I bought two cows this afternoon. That trader at Nogi died of fever, and I bought them from his partner, Sam Willis his name is, who agrees to deliver them—most likely by the Minerva next time she is down that way. Berande has been long enough on tinned milk.
And Dr. Welshmere has agreed to get me some orange and lime trees from the mission station at Ulava. He will deliver them the next trip of the Apostle. If the Sydney steamer arrives before I get back, plant the sweet corn she will bring between the young trees on the high bank of the Balesuna. The current is eating in against that bank, and you should do something to save it.
I have ordered some fig-trees and
loquats, too, from Sydney. Dr.
Welshmere will bring some mango-seeds.
They are big trees and require
plenty of room.
The Martha is registered 110 tons. She is the biggest schooner in the Solomons, and the best. I saw a little of her lines and guess the rest. She will sail like a witch. If she hasn’t filled with water, her engine will be all right.
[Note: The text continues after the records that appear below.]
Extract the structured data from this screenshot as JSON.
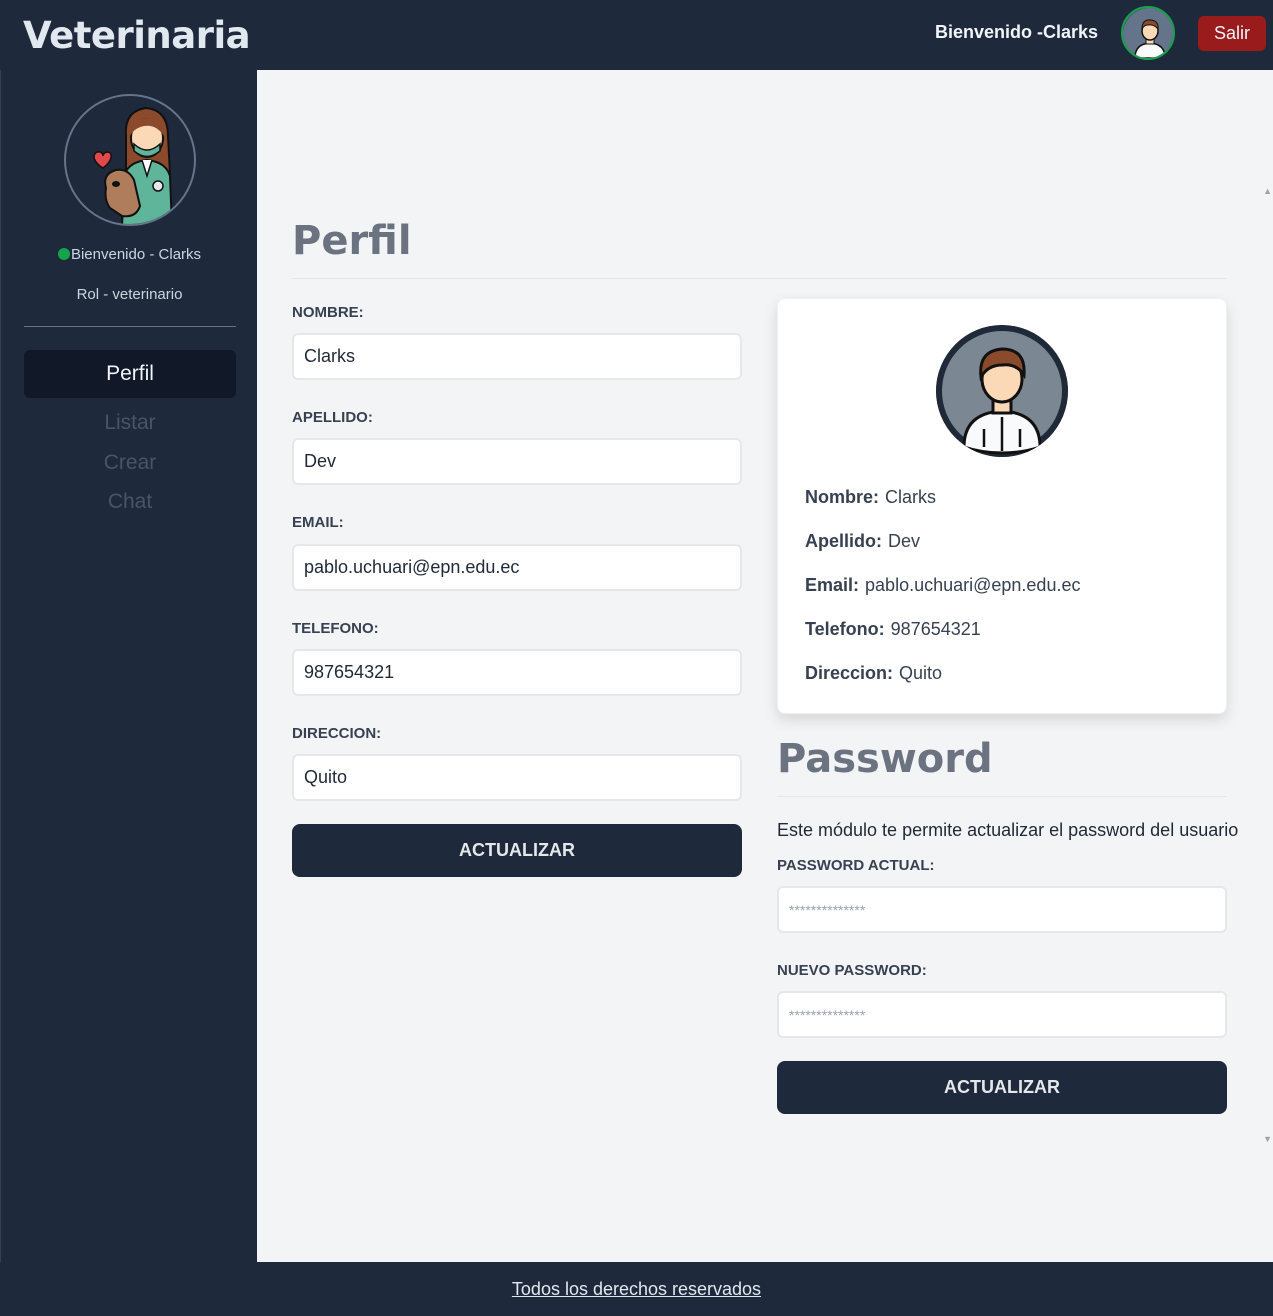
{
  "header": {
    "brand": "Veterinaria",
    "welcome": "Bienvenido -Clarks",
    "logout_label": "Salir"
  },
  "sidebar": {
    "welcome": "Bienvenido - Clarks",
    "role": "Rol - veterinario",
    "nav": [
      {
        "label": "Perfil",
        "active": true
      },
      {
        "label": "Listar",
        "active": false
      },
      {
        "label": "Crear",
        "active": false
      },
      {
        "label": "Chat",
        "active": false
      }
    ]
  },
  "profile_form": {
    "title": "Perfil",
    "fields": [
      {
        "label": "NOMBRE:",
        "value": "Clarks"
      },
      {
        "label": "APELLIDO:",
        "value": "Dev"
      },
      {
        "label": "EMAIL:",
        "value": "pablo.uchuari@epn.edu.ec"
      },
      {
        "label": "TELEFONO:",
        "value": "987654321"
      },
      {
        "label": "DIRECCION:",
        "value": "Quito"
      }
    ],
    "submit_label": "ACTUALIZAR"
  },
  "profile_card": {
    "rows": [
      {
        "label": "Nombre:",
        "value": "Clarks"
      },
      {
        "label": "Apellido:",
        "value": "Dev"
      },
      {
        "label": "Email:",
        "value": "pablo.uchuari@epn.edu.ec"
      },
      {
        "label": "Telefono:",
        "value": "987654321"
      },
      {
        "label": "Direccion:",
        "value": "Quito"
      }
    ]
  },
  "password_form": {
    "title": "Password",
    "description": "Este módulo te permite actualizar el password del usuario",
    "current_label": "PASSWORD ACTUAL:",
    "current_placeholder": "**************",
    "new_label": "NUEVO PASSWORD:",
    "new_placeholder": "**************",
    "submit_label": "ACTUALIZAR"
  },
  "footer": {
    "text": "Todos los derechos reservados"
  },
  "colors": {
    "dark": "#1e293b",
    "logout": "#991b1b",
    "online": "#16a34a",
    "content_bg": "#f3f4f6"
  }
}
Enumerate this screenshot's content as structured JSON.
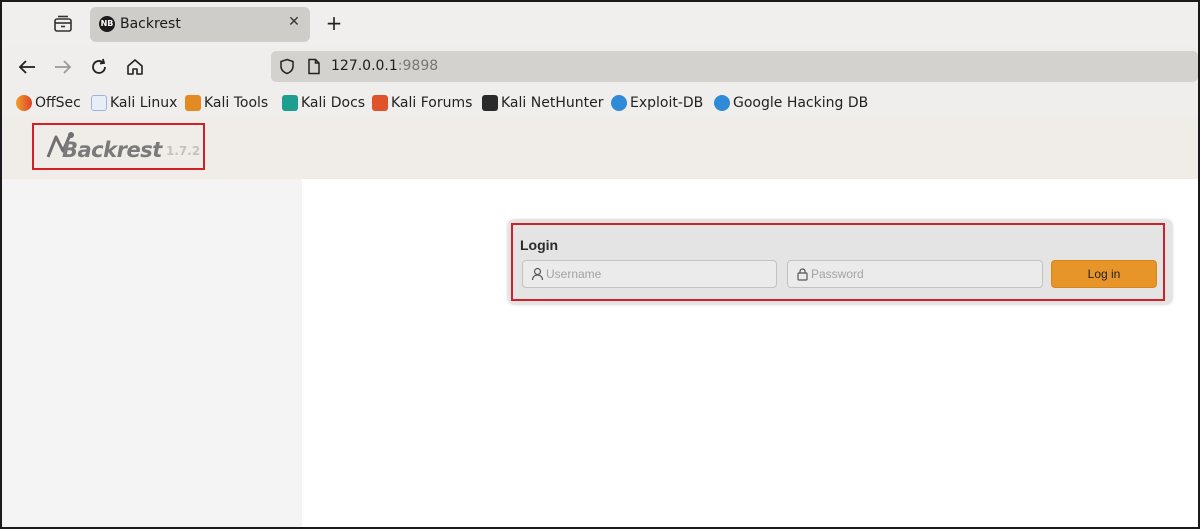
{
  "browser": {
    "tab": {
      "title": "Backrest",
      "favicon_text": "NB"
    },
    "url": {
      "host": "127.0.0.1",
      "port": ":9898"
    },
    "icons": [
      "tab-overview-icon",
      "close-icon",
      "plus-icon",
      "back-arrow-icon",
      "forward-arrow-icon",
      "reload-icon",
      "home-icon",
      "shield-icon",
      "page-icon"
    ],
    "bookmarks": [
      {
        "label": "OffSec",
        "color": "#e8602a"
      },
      {
        "label": "Kali Linux",
        "color": "#3a7bd5"
      },
      {
        "label": "Kali Tools",
        "color": "#d9731f"
      },
      {
        "label": "Kali Docs",
        "color": "#1d9e8e"
      },
      {
        "label": "Kali Forums",
        "color": "#e0532a"
      },
      {
        "label": "Kali NetHunter",
        "color": "#222222"
      },
      {
        "label": "Exploit-DB",
        "color": "#2f8ad8"
      },
      {
        "label": "Google Hacking DB",
        "color": "#2f8ad8"
      }
    ]
  },
  "app": {
    "logo_text": "Backrest",
    "version": "1.7.2",
    "login": {
      "title": "Login",
      "username_placeholder": "Username",
      "password_placeholder": "Password",
      "submit_label": "Log in"
    },
    "colors": {
      "accent": "#e79528",
      "highlight": "#d0202a"
    }
  }
}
The reason she went ashore was because it was not working. The engineer had disconnected the feed-pipes to clean out the rust. Poor business, unless at anchor or with plenty of sea room.
Plant all the trees in the compound,
even if you have to clean out the
palms later on.
And don’t plant the sweet
corn all at once. Let a few days elapse
between plantings.
JOAN LACKLAND.
He fingered the letter, lingering over it and scrutinizing the writing in a way that was not his wont. How characteristic, was his thought, as he studied the boyish scrawl—clear to read, painfully, clear, but none the less boyish. The clearness of it reminded him of her face, of her cleanly stencilled brows, her straightly chiselled nose, the very clearness of the gaze of her eyes, the firmly yet delicately moulded lips, and the throat, neither fragile nor robust, but—but just right, he concluded, an adequate and beautiful pillar for so shapely a burden.